Supplemental life policy should be used in addition to, not in instead of, individual coverage. You can obtain additional insurance through a group plan, possibly at a discount, without fear of losing all coverage if you leave the group.

As a result, you may want to utilize multiple types of rules for different reasons. Consider utilizing individual insurance to cover necessary expenses (such as your mortgage or your children’s education money) and supplemental coverage for “nice-to-haves” (like a future inheritance for your grandkids). A life insurance calculator can assist you in determining your objectives and striking the correct balance.


Your family’s financial plan should include life insurance. When looking for a policy on your own, compare rates and terms from several different insurance companies.

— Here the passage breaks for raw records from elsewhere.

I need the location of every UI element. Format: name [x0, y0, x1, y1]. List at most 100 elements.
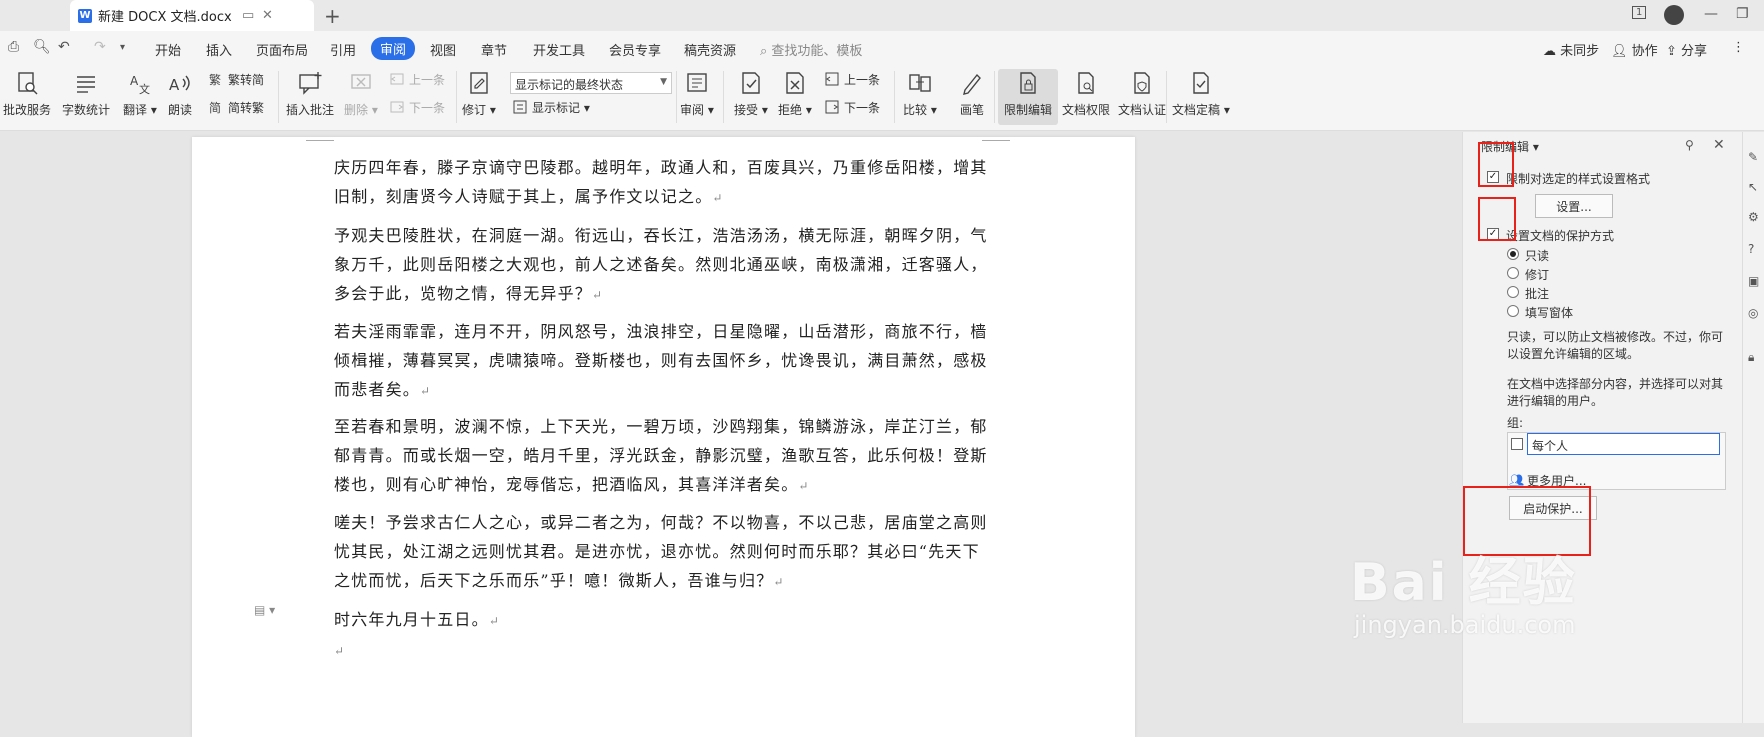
exception-description: 进行编辑的用户。 [1507, 394, 1604, 408]
next-revision-button[interactable]: 下一条 [824, 97, 880, 117]
paragraph[interactable]: 嗟夫！予尝求古仁人之心，或异二者之为，何哉？不以物喜，不以己悲，居庙堂之高则忧其… [334, 508, 994, 597]
restore-icon[interactable]: ❐ [1736, 6, 1749, 22]
print-preview-icon[interactable]: 🔍︎ [33, 39, 51, 55]
translate-button[interactable]: A文 翻译 ▾ [123, 69, 157, 125]
show-markup-button[interactable]: 显示标记 ▾ [512, 97, 590, 117]
prev-revision-button[interactable]: 上一条 [824, 69, 880, 89]
everyone-item[interactable]: 每个人 [1527, 433, 1720, 455]
edit-icon[interactable]: ✎ [1748, 150, 1758, 164]
prev-comment-button[interactable]: 上一条 [389, 69, 445, 89]
doc-cert-label: 文档认证 [1118, 103, 1167, 117]
paragraph-mark: ↵ [420, 384, 432, 398]
radio-form[interactable] [1507, 305, 1519, 317]
paragraph-mark: ↵ [592, 288, 604, 302]
redo-icon[interactable]: ↷ [94, 39, 106, 55]
compare-button[interactable]: 比较 ▾ [903, 69, 937, 125]
paragraph[interactable]: 庆历四年春，滕子京谪守巴陵郡。越明年，政通人和，百废具兴，乃重修岳阳楼，增其旧制… [334, 153, 994, 213]
avatar[interactable] [1664, 5, 1684, 25]
monitor-icon[interactable]: ▭ [242, 8, 254, 23]
minimize-icon[interactable]: — [1704, 6, 1718, 22]
delete-comment-button[interactable]: 删除 ▾ [344, 69, 378, 125]
customize-chevron-icon[interactable]: ▾ [120, 42, 125, 53]
menu-home[interactable]: 开始 [155, 40, 181, 59]
new-tab-icon[interactable]: + [324, 4, 341, 28]
doc-rights-icon [1072, 69, 1100, 97]
close-panel-icon[interactable]: ✕ [1713, 137, 1725, 153]
page-indicator[interactable]: 1 [1632, 6, 1647, 19]
restrict-edit-button[interactable]: 限制编辑 [998, 69, 1058, 125]
pen-label: 画笔 [959, 103, 984, 117]
document-tab-title: 新建 DOCX 文档.docx [98, 10, 232, 25]
search-icon: ⌕ [760, 44, 768, 59]
share-label: 分享 [1681, 44, 1708, 59]
doc-final-icon [1187, 69, 1215, 97]
paragraph-mark: ↵ [488, 614, 501, 628]
undo-icon[interactable]: ↶ [58, 39, 70, 55]
radio-comment[interactable] [1507, 286, 1519, 298]
share-button[interactable]: ⇪ 分享 [1666, 40, 1707, 59]
doc-cert-button[interactable]: 文档认证 [1118, 69, 1166, 125]
menu-member[interactable]: 会员专享 [609, 40, 661, 59]
show-markup-label: 显示标记 ▾ [532, 100, 590, 115]
paragraph[interactable]: ↵ [334, 635, 994, 666]
cursor-icon[interactable]: ↖ [1748, 180, 1758, 194]
paragraph[interactable]: 若夫淫雨霏霏，连月不开，阴风怒号，浊浪排空，日星隐曜，山岳潜形，商旅不行，樯倾楫… [334, 317, 994, 406]
paragraph[interactable]: 时六年九月十五日。↵ [334, 605, 994, 636]
sync-status[interactable]: ☁ 未同步 [1543, 40, 1599, 59]
menu-insert[interactable]: 插入 [206, 40, 232, 59]
more-menu-icon[interactable]: ⋮ [1732, 40, 1745, 55]
palette-icon[interactable]: ◎ [1748, 306, 1758, 320]
menu-references[interactable]: 引用 [330, 40, 356, 59]
svg-text:A: A [130, 74, 139, 88]
revise-button[interactable]: 修订 ▾ [462, 69, 496, 125]
pigai-icon [13, 69, 41, 97]
review-pane-button[interactable]: 审阅 ▾ [680, 69, 714, 125]
doc-rights-button[interactable]: 文档权限 [1062, 69, 1110, 125]
read-aloud-button[interactable]: A 朗读 [166, 69, 194, 125]
pen-button[interactable]: 画笔 [958, 69, 986, 125]
ribbon-separator [1166, 71, 1167, 123]
radio-revise[interactable] [1507, 267, 1519, 279]
menu-view[interactable]: 视图 [430, 40, 456, 59]
help-icon[interactable]: ? [1748, 242, 1754, 256]
review-ribbon: 批改服务 字数统计 A文 翻译 ▾ A 朗读 繁 繁转简 简 简转繁 插入批注 … [0, 65, 1764, 131]
menu-review[interactable]: 审阅 [371, 37, 416, 60]
doc-final-button[interactable]: 文档定稿 ▾ [1172, 69, 1230, 125]
radio-readonly[interactable] [1507, 248, 1519, 260]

Supplemental Life Insurance FAQs

What does supplemental life insurance cost?

The cost of supplemental life insurance varies substantially based on the extent of the claims payout and whether you obtain a discounted policy via your employer or another insurance firm. Other considerations include your health, age, and whether the insurance is a term or whole life.

Is employer supplemental life insurance worth it?

It can be, but you should examine your options before purchasing it via your employer’s plan. You may have additional options elsewhere and can select a policy that is tailored to your specific needs by researching what is available from independent insurance companies. A financial advisor or insurance specialist can assist you in weighing the benefits and drawbacks.